I have 2 patients who are receiving the combination. One of them is a 50-year-old man, who is otherwise very healthy, and has gone through every single treatment you can think of, including stem cell transplant. We even tried to get him to CAR T-cell therapy, but he had central nervous involvement, so he wasn’t eligible. He's been on the combination for about 9 months without evidence of disease, which is very impressive. I just started the other patient on the combination recently.

References

  1. Leonard JP, Trn&#283;ný M, Izutsu K, et al. AUGMENT: a phase III randomized study of lenalidomide plus rituximab versus placebo plus rituximab in relapsed or refractory indolent lymphoma. J Clin Oncol. 2019;37(14):1188-1199. doi: 10.1200/JCO.19.00010.
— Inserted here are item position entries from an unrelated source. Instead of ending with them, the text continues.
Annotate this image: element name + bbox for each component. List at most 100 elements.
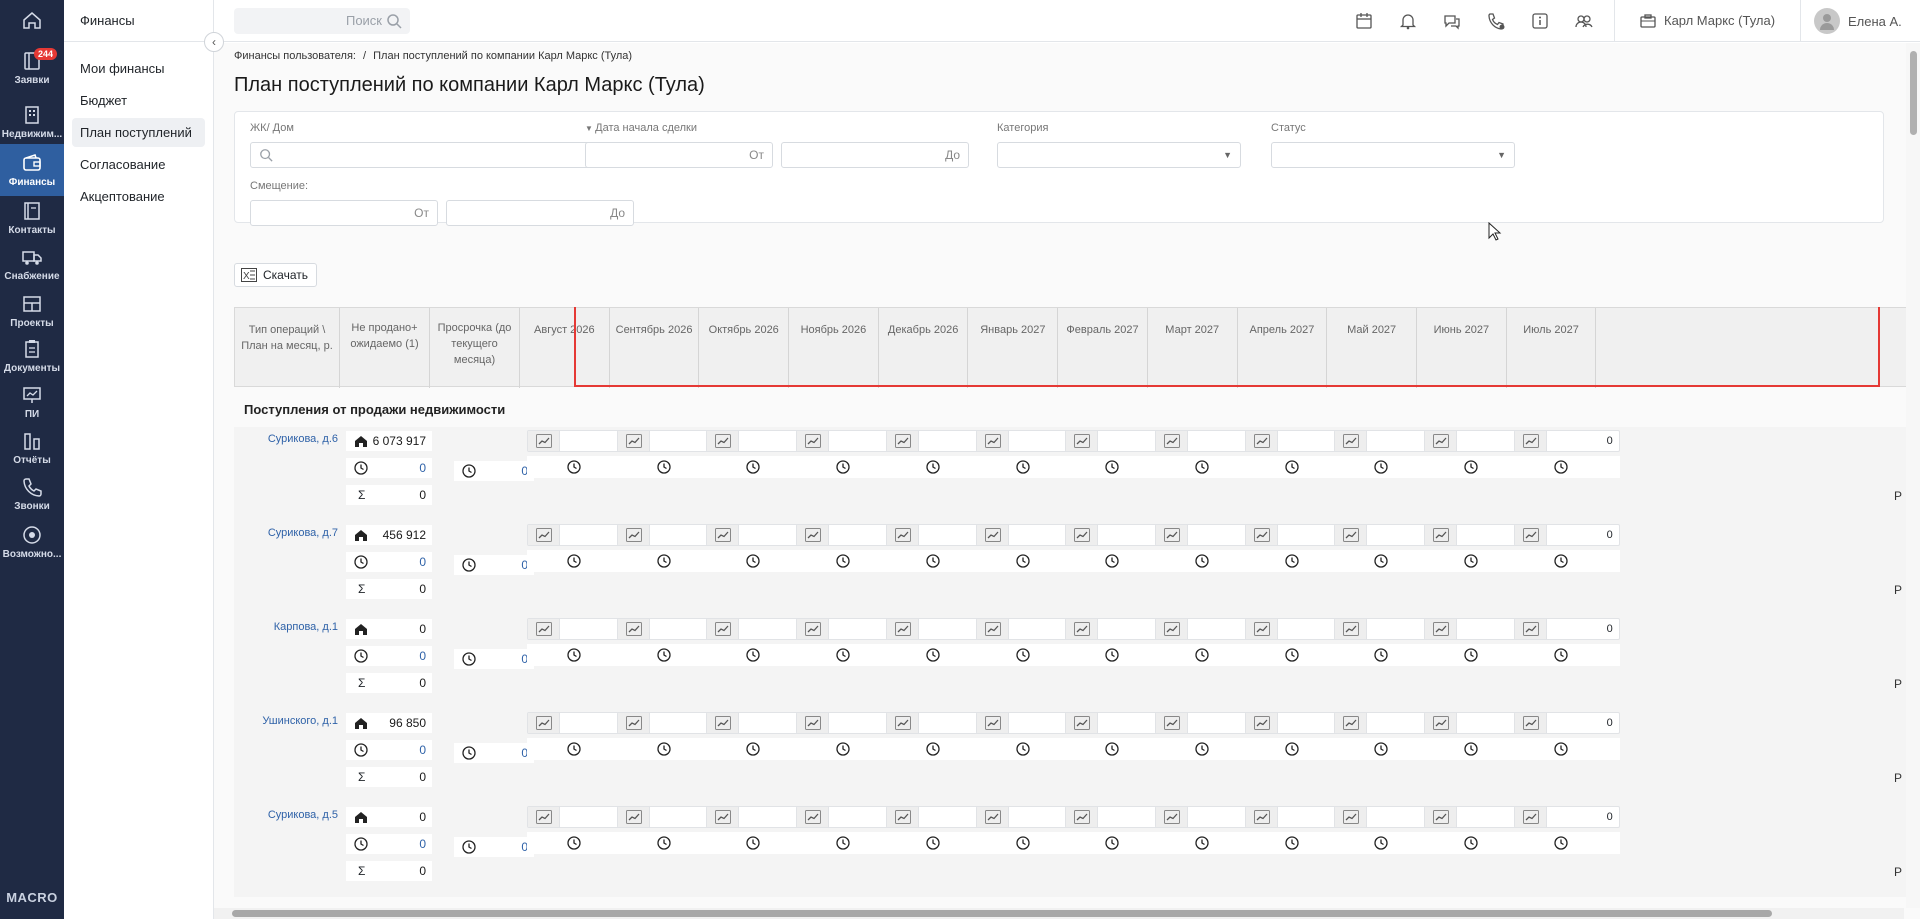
overdue-cell[interactable]: 0 (454, 743, 534, 763)
chart-button[interactable] (707, 525, 740, 545)
chart-button[interactable] (1514, 431, 1547, 451)
chart-button[interactable] (1066, 431, 1099, 451)
object-link[interactable]: Сурикова, д.6 (234, 427, 338, 445)
expected-cell[interactable]: 0 (346, 834, 432, 854)
submenu-item[interactable]: Мои финансы (72, 54, 205, 83)
chart-button[interactable] (617, 525, 650, 545)
chart-button[interactable] (797, 431, 830, 451)
sidebar-item-documents[interactable]: Документы (0, 330, 64, 382)
submenu-item[interactable]: Акцептование (72, 182, 205, 211)
chart-button[interactable] (976, 525, 1009, 545)
chart-button[interactable] (1155, 713, 1188, 733)
month-expected-cell[interactable] (1513, 644, 1620, 666)
submenu-item[interactable]: Согласование (72, 150, 205, 179)
chart-button[interactable] (1514, 713, 1547, 733)
chart-button[interactable] (1245, 807, 1278, 827)
chart-button[interactable] (528, 713, 560, 733)
complex-select[interactable]: ▼ (250, 142, 632, 168)
object-link[interactable]: Карпова, д.1 (234, 615, 338, 633)
month-expected-cell[interactable] (1513, 456, 1620, 478)
sidebar-item-reports[interactable]: Отчёты (0, 422, 64, 474)
chart-button[interactable] (1066, 525, 1099, 545)
vertical-scrollbar[interactable] (1906, 43, 1920, 908)
chart-button[interactable] (1425, 713, 1457, 733)
chart-button[interactable] (1155, 525, 1188, 545)
chart-button[interactable] (797, 713, 830, 733)
chart-button[interactable] (707, 431, 740, 451)
users-icon[interactable] (1574, 11, 1594, 31)
chart-button[interactable] (1335, 431, 1368, 451)
sidebar-item-wallet[interactable]: Финансы (0, 144, 64, 196)
overdue-cell[interactable]: 0 (454, 461, 534, 481)
chart-button[interactable] (886, 431, 919, 451)
chart-button[interactable] (528, 525, 560, 545)
breadcrumb-root[interactable]: Финансы пользователя: (234, 50, 356, 62)
offset-to-input[interactable]: До (446, 200, 634, 226)
chart-button[interactable] (1425, 431, 1457, 451)
month-expected-cell[interactable] (1513, 550, 1620, 572)
chart-button[interactable] (1425, 525, 1457, 545)
chart-button[interactable] (976, 619, 1009, 639)
chart-button[interactable] (1425, 807, 1457, 827)
chart-button[interactable] (797, 525, 830, 545)
expected-cell[interactable]: 0 (346, 458, 432, 478)
chart-button[interactable] (1425, 619, 1457, 639)
chart-button[interactable] (797, 807, 830, 827)
info-icon[interactable] (1530, 11, 1550, 31)
month-plan-input[interactable]: 0 (1513, 712, 1620, 734)
deal-date-filter-label[interactable]: ▼ Дата начала сделки (585, 122, 697, 134)
collapse-sidebar-button[interactable]: ‹ (204, 32, 224, 52)
sidebar-item-phone[interactable]: Звонки (0, 468, 64, 520)
chart-button[interactable] (1514, 619, 1547, 639)
sidebar-item-truck[interactable]: Снабжение (0, 238, 64, 290)
object-link[interactable]: Ушинского, д.1 (234, 709, 338, 727)
chart-button[interactable] (886, 807, 919, 827)
chart-button[interactable] (1066, 619, 1099, 639)
status-select[interactable]: ▼ (1271, 142, 1515, 168)
bell-icon[interactable] (1398, 11, 1418, 31)
sidebar-item-monitor[interactable]: ПИ (0, 376, 64, 428)
month-plan-input[interactable]: 0 (1513, 806, 1620, 828)
chart-button[interactable] (886, 713, 919, 733)
chart-button[interactable] (1335, 525, 1368, 545)
overdue-cell[interactable]: 0 (454, 649, 534, 669)
chart-button[interactable] (617, 713, 650, 733)
month-plan-input[interactable]: 0 (1513, 524, 1620, 546)
sidebar-item-contacts[interactable]: Контакты (0, 192, 64, 244)
chart-button[interactable] (617, 619, 650, 639)
scrollbar-thumb[interactable] (232, 910, 1772, 917)
month-expected-cell[interactable] (1513, 738, 1620, 760)
month-expected-cell[interactable] (1513, 832, 1620, 854)
overdue-cell[interactable]: 0 (454, 555, 534, 575)
chart-button[interactable] (1155, 619, 1188, 639)
deal-date-from-input[interactable]: От (585, 142, 773, 168)
horizontal-scrollbar[interactable] (214, 908, 1904, 919)
submenu-item[interactable]: Бюджет (72, 86, 205, 115)
chart-button[interactable] (528, 807, 560, 827)
sidebar-item-home[interactable] (0, 0, 64, 42)
category-select[interactable]: ▼ (997, 142, 1241, 168)
chart-button[interactable] (1155, 431, 1188, 451)
chart-button[interactable] (1514, 807, 1547, 827)
company-switcher[interactable]: Карл Маркс (Тула) (1640, 0, 1775, 42)
chart-button[interactable] (1335, 713, 1368, 733)
download-button[interactable]: X Скачать (234, 263, 317, 287)
chart-button[interactable] (886, 619, 919, 639)
chart-button[interactable] (528, 431, 560, 451)
chart-button[interactable] (1155, 807, 1188, 827)
sidebar-item-building[interactable]: Недвижим... (0, 96, 64, 148)
chart-button[interactable] (797, 619, 830, 639)
object-link[interactable]: Сурикова, д.5 (234, 803, 338, 821)
chart-button[interactable] (1245, 431, 1278, 451)
sidebar-item-requests[interactable]: Заявки 244 (0, 42, 64, 94)
chart-button[interactable] (1335, 619, 1368, 639)
chart-button[interactable] (707, 713, 740, 733)
chat-icon[interactable] (1442, 11, 1462, 31)
chart-button[interactable] (707, 619, 740, 639)
chart-button[interactable] (528, 619, 560, 639)
overdue-cell[interactable]: 0 (454, 837, 534, 857)
expected-cell[interactable]: 0 (346, 646, 432, 666)
submenu-item[interactable]: План поступлений (72, 118, 205, 147)
scrollbar-thumb[interactable] (1910, 51, 1917, 135)
chart-button[interactable] (976, 713, 1009, 733)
  2. Trn&#283;ny M, Leonard JP, Zhang H, et al. Subgroup analyses of elderly patients aged ≥ 70 years in AUGMENT: a phase III randomized study of lenalidomide plus rituximab (R2) vs rituximab plus placebo (r-placebo) in patients with relapsed/refractory (r/r) indolent non-Hodgkin lymphoma (iNHL). Presented at: 2019 ASH Annual Meeting; December 7-10, 2019; Orlando, FL. Abstract 347. bit.ly/353kfmQ.
  3. Sehn LH, Herrera AF, Matasar MJ, et al. Polatuzumab vedotin (pola) plus bendamustine (B) with rituximab (R) or obinutuzumab (G) in relapsed/refractory (R/R) diffuse large B-cell lymphoma (DLBCL): updated results of a phase (ph) Ib/II study. Blood. 2018;132(suppl 1):1683. doi: 10.1182/blood-2018-99-118551.
  4. Horwitz S, O’Connor OA, Pro B, et al. Brentuximab vedotin with chemotherapy for CD30-positive peripheral T-cell lymphoma (ECHELON-2): a global, double-blind, randomized phase 3 trial. Lancet. 2018;393(10168):229-240. doi: doi.org/10.1016/S0140-6736(18)32984-2.